Singapore scientists have proposed to use a method of immunotherapy, based on the design of chimeric antigens from its own immune cells of the patient, which has been used successfully in the treatment of cancer patients, for the treatment COVID-19. The study is published in the journal of Experimental Medicine.
A method of treatment of cancer patients using the so-called virus-targeting receptors involves extracting immune cells — T-lymphocytes — from the patient’s bloodstream and engineering them to one of two types of receptors: receptors chimeric antigen (CAR) receptor or T-cell (TCR). TCR is located on the surface of T-lymphocytes, and CAR are artificial receptors of T-cells, which are generated in the laboratory.

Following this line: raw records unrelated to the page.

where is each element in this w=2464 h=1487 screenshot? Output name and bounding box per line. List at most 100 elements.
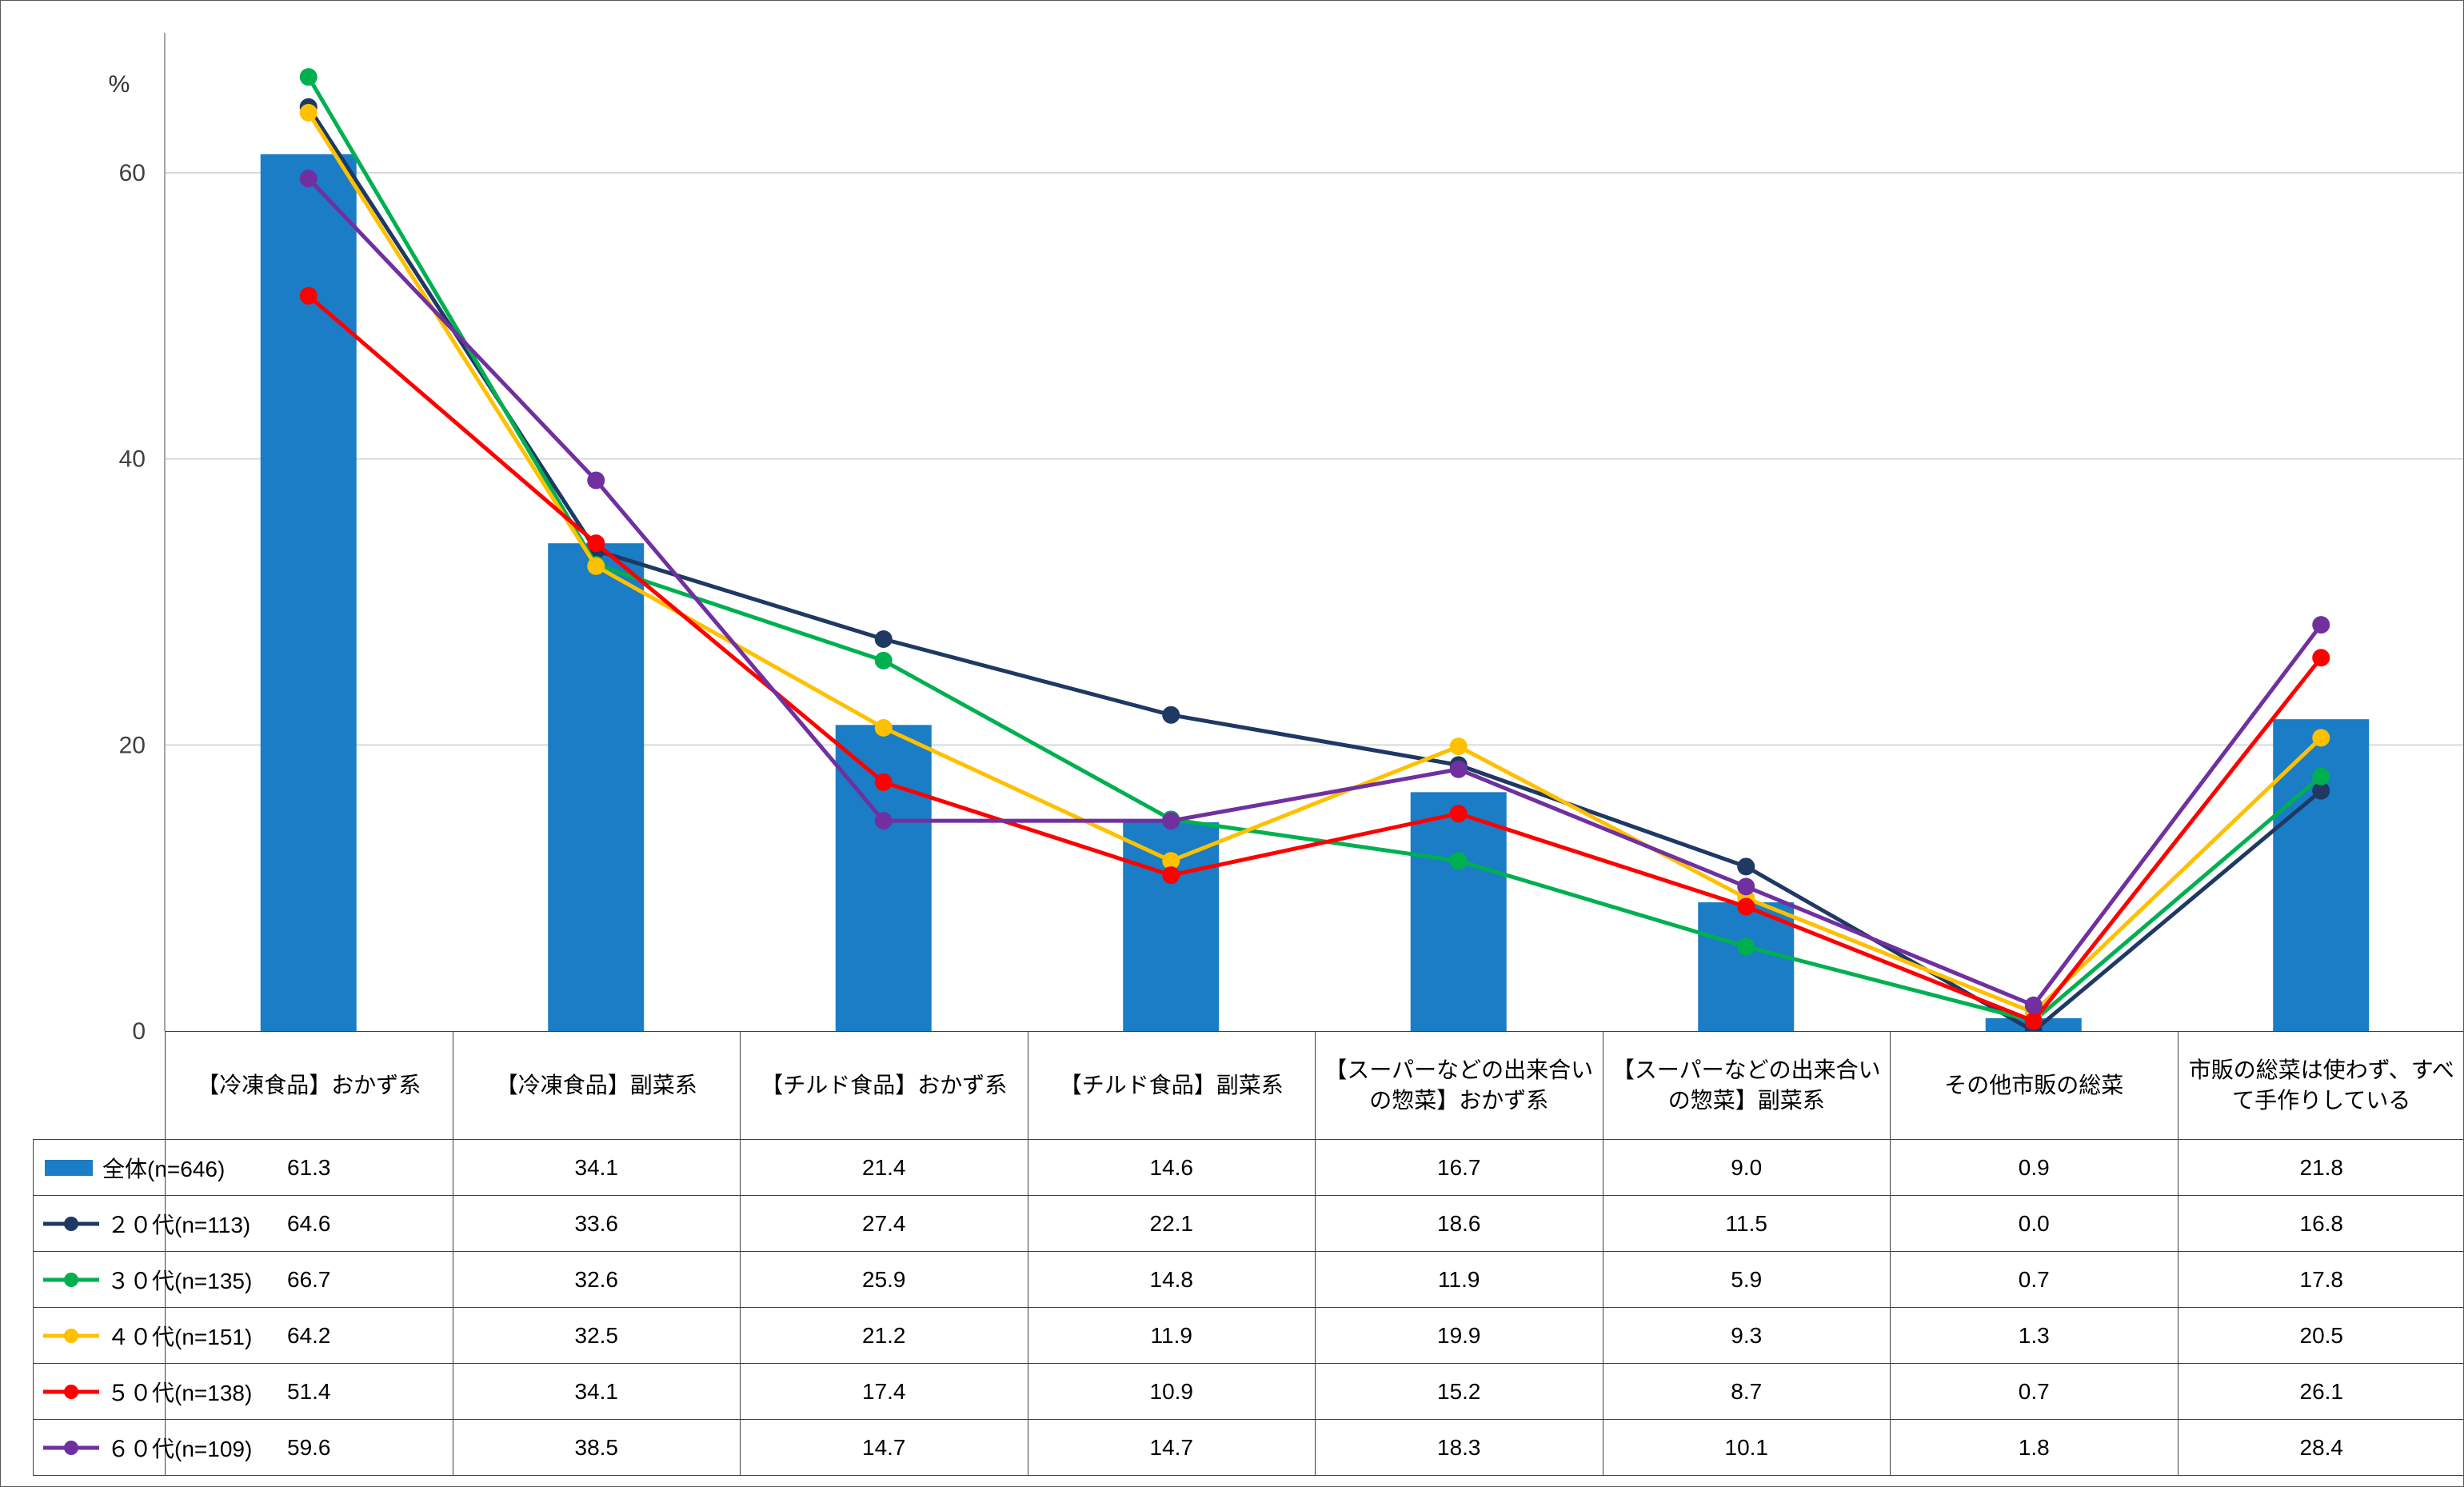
data-point-marker [1737,937,1755,956]
y-axis-unit-label: % [108,71,130,98]
value-cell: 27.4 [740,1195,1028,1252]
value-cell: 10.9 [1027,1363,1316,1420]
value-cell: 59.6 [165,1419,453,1476]
y-tick-label: 40 [119,446,146,473]
value-cell: 32.6 [452,1251,741,1308]
bar-series [260,154,2370,1031]
category-header: 【チルド食品】副菜系 [1027,1031,1316,1140]
category-header: その他市販の総菜 [1890,1031,2178,1140]
value-cell: 0.0 [1890,1195,2178,1252]
value-cell: 61.3 [165,1139,453,1196]
data-point-marker [587,557,605,575]
legend-line-swatch [43,1328,99,1343]
data-point-marker [874,812,893,830]
data-point-marker [587,534,605,553]
value-cell: 0.9 [1890,1139,2178,1196]
y-tick-label: 20 [119,732,146,758]
data-point-marker [2024,996,2043,1014]
data-point-marker [874,651,893,670]
value-cell: 5.9 [1602,1251,1891,1308]
value-cell: 1.3 [1890,1307,2178,1364]
data-point-marker [1737,897,1755,916]
line-series [299,170,2330,1014]
bar [548,543,645,1031]
data-point-marker [2312,729,2330,747]
category-header-row: 【冷凍食品】おかず系 【冷凍食品】副菜系 【チルド食品】おかず系 【チルド食品】副菜系… [34,1031,2463,1140]
category-header: 【冷凍食品】副菜系 [452,1031,741,1140]
y-tick-label: 0 [132,1018,146,1045]
data-point-marker [1449,805,1468,823]
data-table: 【冷凍食品】おかず系 【冷凍食品】副菜系 【チルド食品】おかず系 【チルド食品】副菜系… [33,1031,2463,1476]
table-row: ３０代(n=135) 66.7 32.6 25.9 14.8 11.9 5.9 0.7 17.8 [33,1251,2463,1308]
data-point-marker [1737,877,1755,896]
value-cell: 19.9 [1315,1307,1603,1364]
bar [260,154,357,1031]
data-point-marker [1449,852,1468,870]
legend-cell: ３０代(n=135) [33,1251,252,1308]
bar [1698,902,1795,1031]
value-cell: 16.8 [2177,1195,2463,1252]
legend-cell: ４０代(n=151) [33,1307,252,1364]
data-point-marker [299,68,317,86]
category-header: 【スーパーなどの出来合いの惣菜】おかず系 [1315,1031,1603,1140]
legend-cell: ５０代(n=138) [33,1363,252,1420]
legend-cell: 全体(n=646) [33,1139,225,1196]
value-cell: 17.4 [740,1363,1028,1420]
value-cell: 18.3 [1315,1419,1603,1476]
series-name: 全体(n=646) [102,1156,226,1181]
value-cell: 22.1 [1027,1195,1316,1252]
value-cell: 0.7 [1890,1251,2178,1308]
data-point-marker [1162,812,1180,830]
table-corner-blank [34,1032,166,1140]
data-point-marker [1162,706,1180,724]
value-cell: 38.5 [452,1419,741,1476]
value-cell: 21.4 [740,1139,1028,1196]
value-cell: 51.4 [165,1363,453,1420]
category-header: 【チルド食品】おかず系 [740,1031,1028,1140]
category-header: 【冷凍食品】おかず系 [165,1031,453,1140]
value-cell: 18.6 [1315,1195,1603,1252]
value-cell: 34.1 [452,1139,741,1196]
data-point-marker [2312,767,2330,785]
data-point-marker [299,286,317,305]
data-point-marker [1737,857,1755,876]
value-cell: 14.6 [1027,1139,1316,1196]
value-cell: 21.8 [2177,1139,2463,1196]
value-cell: 8.7 [1602,1363,1891,1420]
data-point-marker [874,630,893,648]
value-cell: 14.8 [1027,1251,1316,1308]
value-cell: 0.7 [1890,1363,2178,1420]
data-point-marker [1162,852,1180,870]
series-name: ３０代(n=135) [107,1268,253,1293]
data-point-marker [299,103,317,122]
data-point-marker [1162,866,1180,885]
value-cell: 11.5 [1602,1195,1891,1252]
plot-area: 0 20 40 60 [1,1,2463,1045]
table-row: ５０代(n=138) 51.4 34.1 17.4 10.9 15.2 8.7 0.7 26.1 [33,1363,2463,1420]
data-point-marker [1449,738,1468,756]
value-cell: 10.1 [1602,1419,1891,1476]
table-row: ２０代(n=113) 64.6 33.6 27.4 22.1 18.6 11.5 0.0 16.… [33,1195,2463,1252]
value-cell: 21.2 [740,1307,1028,1364]
series-name: ５０代(n=138) [107,1380,253,1405]
value-cell: 28.4 [2177,1419,2463,1476]
bar [1410,792,1507,1031]
legend-line-swatch [43,1384,99,1399]
value-cell: 14.7 [740,1419,1028,1476]
legend-cell: ２０代(n=113) [33,1195,250,1252]
data-point-marker [1449,760,1468,778]
legend-line-swatch [43,1440,99,1455]
value-cell: 11.9 [1027,1307,1316,1364]
value-cell: 15.2 [1315,1363,1603,1420]
table-row: 全体(n=646) 61.3 34.1 21.4 14.6 16.7 9.0 0.9 21.8 [33,1139,2463,1196]
value-cell: 64.2 [165,1307,453,1364]
legend-cell: ６０代(n=109) [33,1419,252,1476]
data-point-marker [299,170,317,188]
data-point-marker [874,773,893,791]
data-point-marker [874,718,893,737]
data-point-marker [2312,649,2330,667]
data-point-marker [2312,616,2330,634]
category-header: 【スーパーなどの出来合いの惣菜】副菜系 [1602,1031,1891,1140]
table-row: ４０代(n=151) 64.2 32.5 21.2 11.9 19.9 9.3 1.3 20.5 [33,1307,2463,1364]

These receptors allow designed T-lymphocytes to recognize cancerous or infected cells.
Scientists from the Medical school of Duke-NUS in Singapore has proposed to use this method as a potential therapy for coronavirus infection COVID-19. In addition to supporting cancer patients such therapy has successfully been used in the treatment of several infectious diseases, such as hepatitis B.
Generally, this type of immunotherapy requires specialized staff and equipment, and it must be carried out indefinitely. This makes the method costly to treat most types of viral infections. But often there is no other alternative. So, most of modern antiviral drugs just suppress the replication of hepatitis B virus, and treated with their help less than 5 percent of patients. The treatment of these patients with combination antiviral and CAR/TCR T-cells remains the only viable option.
The authors developed their own version using electroporation of mRNA for the construction of T-cells CAR/TCR. The functional activity of T-cells is limited to a short period of time and thus provides enhanced security features that are appropriate for use in patients with viral diseases.
“This method is used for the treatment of cancer patients, when lymphocytes of patients are forwarded to the detection and destruction of cancer cells. However, its potential against infectious diseases and specific viruses has not been studied — are in the press release, medical school words of one of the authors of the study, Dr. Anthony Tanoto Tana (Anthony Tanoto Tan). — We argue that some infections such as HIV and hepatitis B virus may be an ideal target for this therapy, especially if the lymphocytes were designed using the approach that keeps them active for a limited period of time to minimize potential side effects.”
At the time, the authors demonstrated that T cells can be redirected for targeting the coronavirus responsible for SARS. In the new study, they show that the potential of immunotherapy T-cell CAR/TCR can be used for coronavirus SARS-CoV-2, calling COVID-19.
“Our team continues to explore the potential of immunotherapy T-cell CAR/TCR to combat the virus that causes COVID-19, and the protection of patients with its symptoms,” said first author of the study, Professor Antonio Bertoletti (Antonio Bertoletti).